US States Are Quietly Dropping Income Taxes

US States Are Quietly Dropping Income Taxes

( – The federal government might be determined to take an ever-larger share of the money Americans earn, but many states are moving in the opposite direction. There are now nine states that don’t collect income tax on their residents — and more look set to follow.

Millions of Americans are on the move, leaving failing blue states and heading for fresh pastures. Many factors can persuade people to make the move, from high crime to finding better schools for their children, but taxation is also a big incentive.

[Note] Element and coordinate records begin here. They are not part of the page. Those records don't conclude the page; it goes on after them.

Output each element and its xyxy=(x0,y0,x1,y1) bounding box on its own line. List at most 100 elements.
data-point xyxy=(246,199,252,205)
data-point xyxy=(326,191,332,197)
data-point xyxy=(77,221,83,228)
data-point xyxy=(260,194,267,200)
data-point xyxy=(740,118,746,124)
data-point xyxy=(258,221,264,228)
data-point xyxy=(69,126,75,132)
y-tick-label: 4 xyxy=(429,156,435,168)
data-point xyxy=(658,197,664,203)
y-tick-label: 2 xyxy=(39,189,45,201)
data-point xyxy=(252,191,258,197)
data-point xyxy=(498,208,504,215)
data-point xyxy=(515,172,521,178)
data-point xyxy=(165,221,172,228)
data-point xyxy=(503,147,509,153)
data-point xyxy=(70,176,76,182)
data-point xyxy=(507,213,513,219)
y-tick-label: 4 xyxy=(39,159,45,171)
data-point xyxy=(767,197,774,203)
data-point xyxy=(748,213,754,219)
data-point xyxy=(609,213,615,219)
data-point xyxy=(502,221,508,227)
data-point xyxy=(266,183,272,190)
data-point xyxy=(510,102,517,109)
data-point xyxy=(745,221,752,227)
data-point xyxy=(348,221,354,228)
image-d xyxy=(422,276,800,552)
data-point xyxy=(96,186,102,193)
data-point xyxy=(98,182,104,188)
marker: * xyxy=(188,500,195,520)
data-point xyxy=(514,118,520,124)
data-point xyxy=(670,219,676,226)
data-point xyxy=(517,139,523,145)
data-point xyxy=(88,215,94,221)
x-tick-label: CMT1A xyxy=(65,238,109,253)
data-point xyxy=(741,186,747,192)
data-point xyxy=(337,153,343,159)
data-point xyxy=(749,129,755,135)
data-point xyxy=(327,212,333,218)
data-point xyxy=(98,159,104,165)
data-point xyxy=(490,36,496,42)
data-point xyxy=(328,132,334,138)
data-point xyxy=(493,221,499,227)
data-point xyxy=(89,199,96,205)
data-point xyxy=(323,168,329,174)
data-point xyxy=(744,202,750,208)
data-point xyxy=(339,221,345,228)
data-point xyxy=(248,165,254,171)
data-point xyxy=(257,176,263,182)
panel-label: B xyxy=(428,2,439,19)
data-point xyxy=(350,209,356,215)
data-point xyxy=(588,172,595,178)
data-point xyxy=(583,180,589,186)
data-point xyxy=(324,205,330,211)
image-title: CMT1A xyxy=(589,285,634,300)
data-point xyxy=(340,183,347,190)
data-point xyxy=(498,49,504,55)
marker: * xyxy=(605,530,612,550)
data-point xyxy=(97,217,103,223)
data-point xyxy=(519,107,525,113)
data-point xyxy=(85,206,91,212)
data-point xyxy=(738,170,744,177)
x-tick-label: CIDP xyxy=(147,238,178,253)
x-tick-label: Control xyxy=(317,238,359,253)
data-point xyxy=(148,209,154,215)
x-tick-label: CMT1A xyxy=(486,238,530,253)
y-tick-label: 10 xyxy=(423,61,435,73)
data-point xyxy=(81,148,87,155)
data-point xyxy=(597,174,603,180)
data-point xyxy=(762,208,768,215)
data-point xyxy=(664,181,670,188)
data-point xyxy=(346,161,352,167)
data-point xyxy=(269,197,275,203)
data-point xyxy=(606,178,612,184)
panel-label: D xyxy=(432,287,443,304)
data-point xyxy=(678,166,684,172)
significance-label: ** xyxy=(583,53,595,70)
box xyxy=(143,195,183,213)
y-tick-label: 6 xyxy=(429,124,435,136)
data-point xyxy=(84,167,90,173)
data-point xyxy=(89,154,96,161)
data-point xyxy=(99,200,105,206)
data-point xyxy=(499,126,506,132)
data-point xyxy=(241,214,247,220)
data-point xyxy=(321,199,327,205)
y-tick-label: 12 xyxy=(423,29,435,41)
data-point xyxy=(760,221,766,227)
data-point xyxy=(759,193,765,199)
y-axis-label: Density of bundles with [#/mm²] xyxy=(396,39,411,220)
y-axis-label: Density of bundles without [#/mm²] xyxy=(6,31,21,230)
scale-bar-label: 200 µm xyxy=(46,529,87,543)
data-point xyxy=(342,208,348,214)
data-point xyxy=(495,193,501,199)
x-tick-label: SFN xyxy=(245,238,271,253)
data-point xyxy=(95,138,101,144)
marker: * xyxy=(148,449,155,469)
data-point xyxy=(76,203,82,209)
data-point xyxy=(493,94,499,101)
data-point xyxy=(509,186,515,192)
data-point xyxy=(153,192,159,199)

It’s probably no coincidence that of the five states with the fastest predicted population growth for 2023 — Idaho, Utah, Texas, Nevada, and Florida — three have no state income tax, and a fourth is moving in that direction.

Right now, nine states don’t impose an income tax — Alaska, Florida, Nevada, New Hampshire, South Dakota, Tennessee, Texas, Washington, and Wyoming. Grover Norquist, president of Americans for Tax Reform, says another 10 are in the process of slashing or eliminating theirs. North Carolina is “a few years away” from phasing out its levy on earnings, while North Dakota Governor Doug Burgum (R) announced last August that he plans to scrap individual income taxes for most residents.

States have gotten used to the revenue from income taxes, and phasing them out can be a long process. Norquist says Kentucky will need 12 years to get there, and “Louisiana is on a 15-year phasedown to zero.” West Virginia Governor Jim Justice (R) is facing opposition from his state senate but is still pushing for a permanent 10% income tax cut.

Americans are weary of high taxes; the two states with the highest income taxes — California and New York — saw the biggest drops in population from 2020-2021. The good news is that if you want to keep more of the money you earn, there’s a growing list of states that are happy to let you do that.